I became suspicious about all this while on a local newspaper. I interviewed a drug dealer - I’ll call him Paul although that isn’t his real name.
I asked Paul why he didn’t have a proper job, and if he was scared of being caught.
He told me  the greatest protection to his profit margins was given to him by our legal system.
As long as people are terrified to grow cannabis they will come to him, and he can charge a top-whack, tax-free fee.
He said if cannabis were ever made legal, the rug would be pulled  from under his business. 
People who used it would simply grow a couple of plants with their basil on their window sill. 
As it stands that is a very dangerous practice, carrying the risk of years in prison and loss of career, and earnings.

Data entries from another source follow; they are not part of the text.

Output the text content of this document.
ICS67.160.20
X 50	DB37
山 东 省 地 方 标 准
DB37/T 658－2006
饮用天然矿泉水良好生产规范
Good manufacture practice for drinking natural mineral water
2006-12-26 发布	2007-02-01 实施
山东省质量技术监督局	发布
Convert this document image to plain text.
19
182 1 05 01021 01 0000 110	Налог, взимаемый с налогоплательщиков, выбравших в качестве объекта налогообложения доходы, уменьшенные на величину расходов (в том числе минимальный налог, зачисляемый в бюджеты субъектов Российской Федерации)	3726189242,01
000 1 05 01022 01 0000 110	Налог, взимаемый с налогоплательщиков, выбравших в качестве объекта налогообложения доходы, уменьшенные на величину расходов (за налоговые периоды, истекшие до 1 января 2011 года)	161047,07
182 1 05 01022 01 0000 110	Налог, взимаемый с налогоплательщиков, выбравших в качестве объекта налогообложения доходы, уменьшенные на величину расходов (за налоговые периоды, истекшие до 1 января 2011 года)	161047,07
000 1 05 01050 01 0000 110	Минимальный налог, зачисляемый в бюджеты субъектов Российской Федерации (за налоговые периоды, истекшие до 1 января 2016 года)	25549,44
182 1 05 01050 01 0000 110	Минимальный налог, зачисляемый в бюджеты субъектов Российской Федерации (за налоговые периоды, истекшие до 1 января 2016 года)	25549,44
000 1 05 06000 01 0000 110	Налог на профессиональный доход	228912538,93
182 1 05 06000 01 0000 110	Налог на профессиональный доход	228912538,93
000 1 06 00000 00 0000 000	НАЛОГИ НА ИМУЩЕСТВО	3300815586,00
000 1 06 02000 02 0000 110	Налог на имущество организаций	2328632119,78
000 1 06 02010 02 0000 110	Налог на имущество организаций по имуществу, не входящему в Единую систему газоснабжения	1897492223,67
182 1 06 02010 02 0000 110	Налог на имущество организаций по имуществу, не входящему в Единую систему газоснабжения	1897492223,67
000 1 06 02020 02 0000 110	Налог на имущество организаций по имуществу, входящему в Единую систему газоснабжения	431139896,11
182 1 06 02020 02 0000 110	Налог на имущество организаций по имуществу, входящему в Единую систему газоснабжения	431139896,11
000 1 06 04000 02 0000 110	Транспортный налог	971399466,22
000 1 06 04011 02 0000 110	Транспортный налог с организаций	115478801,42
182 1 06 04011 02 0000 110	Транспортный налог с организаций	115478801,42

It is  far safer to pay a visit to Paul.


Paul is strongly against the idea of cannabis becoming legal, he would lose the "bread and butter" if his trade.
His customers are also ripe fodder for anything harder he wants to shift, he assured me.
I want to open a blog debate. Every time I read an online article on this subject readers comment in hundreds to voice their disagreement and frustration with our laws.
Is it right that cannabis is so vehemently prohibited? Can a naturally-growing plant be fundamentally evil?

Should we just stamp it off the face of the earth? 
What is really going on here?

Comments

  1. There is a debate to be had here.

    I would support a legalisation/regulation approach. This is from a purely practical point of view because the "War On Drugs" is an unwinnable fiasco, and outright prohibition is a cause of crime.

    I wonder if a similar approach could be taken with "hard" drugs....what would a economic cost/benefit analysis show?

    ReplyDelete
    Replies
    1. There is certainly a long-overdue debate. My concern is the vast amounts of money spent to police a plant. It is an un-winnable war, and an unjustified one. I also think it is very misleading and dangerous to class cannabis in the same "illegal drug" league as crack, crystal meth and the like.